The reptile’s body suddenly shuddered, its lethargic nervous system at last registering the wounds Wulfrik was inflicting upon it. The serpent thrashed about, lashing its body like a great whip. The man clinging to its scaly hide tightened his grip, holding fast as the beast’s wild undulations threatened to rip him loose. Crazed with pain now, the merwyrm sought to sink back into the black depths. Wulfrik’s lungs burned for want of air, his head pounding with the mounting pressure as the merwyrm bore him with it into the deep.
Resolutely, with the vicious fatalism of his race, Wulfrik continued to stab his knife into the merwyrm’s flesh. Death could crush him in its bony fist and choke the last breath from his body, but he would leave his mark upon the monster that destroyed his ship.
Bubbles exploded from the merwyrm’s mouth as a pained roar rumbled from its throat. Maddened by the violence of Wulfrik’s attack, the confused serpent rolled its body through the water, churning through the sea like a mammoth corkscrew. Disorientated, even its instincts overcome with anguish, the merwyrm swam for the surface again, unable to understand it had changed direction.

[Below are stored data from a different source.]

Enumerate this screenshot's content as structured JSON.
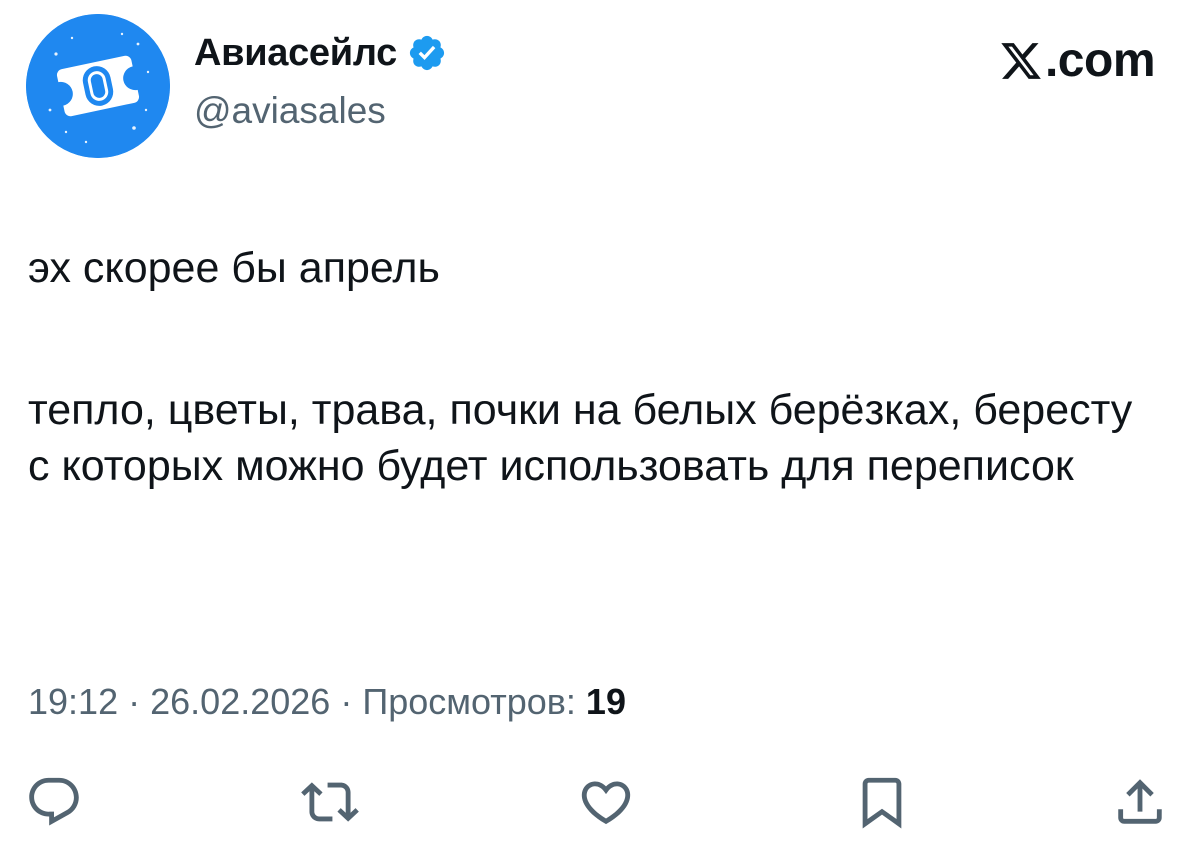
{
  "author": {
    "display_name": "Авиасейлс",
    "handle": "@aviasales",
    "verified": true,
    "avatar_icon": "aviasales-logo-icon",
    "avatar_color": "#1f88f0"
  },
  "brand": {
    "logo_icon": "x-logo-icon",
    "domain": ".com"
  },
  "tweet": {
    "paragraphs": [
      "эх скорее бы апрель",
      "тепло, цветы, трава, почки на белых берёзках, бересту с которых можно будет использовать для переписок"
    ]
  },
  "meta": {
    "time": "19:12",
    "separator": "·",
    "date": "26.02.2026",
    "views_label": "Просмотров:",
    "views_count": "19"
  },
  "actions": [
    {
      "name": "reply",
      "icon": "reply-icon"
    },
    {
      "name": "retweet",
      "icon": "retweet-icon"
    },
    {
      "name": "like",
      "icon": "heart-icon"
    },
    {
      "name": "bookmark",
      "icon": "bookmark-icon"
    },
    {
      "name": "share",
      "icon": "share-icon"
    }
  ],
  "colors": {
    "text": "#0f1419",
    "muted": "#536471",
    "verified_badge": "#1d9bf0"
  }
}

As the merwyrm’s head broke the surface, Wulfrik expelled the foul air from his lungs and drew a fresh breath into his body. His head was spinning from the wild movement of the serpent, the world rotating crazily before his dazed eyes. Even the most potent beer brewed by the dwarfs of Kraka Drak had never stricken his senses so brutally. Yet it took no great skill to strike a scaly neck the size of a longship. The hero continued to hack away at the reptile, determined to avenge the Seafang.
The merwyrm’s agonised howl dislodged stones from the cliff above. The reptile lashed out at the falling rocks, its dull intelligence connecting the motion with the pain it suffered. The wedge-like head struck, smashing its snout against the unyielding face of the cliff, its scales scraping against the jagged stone.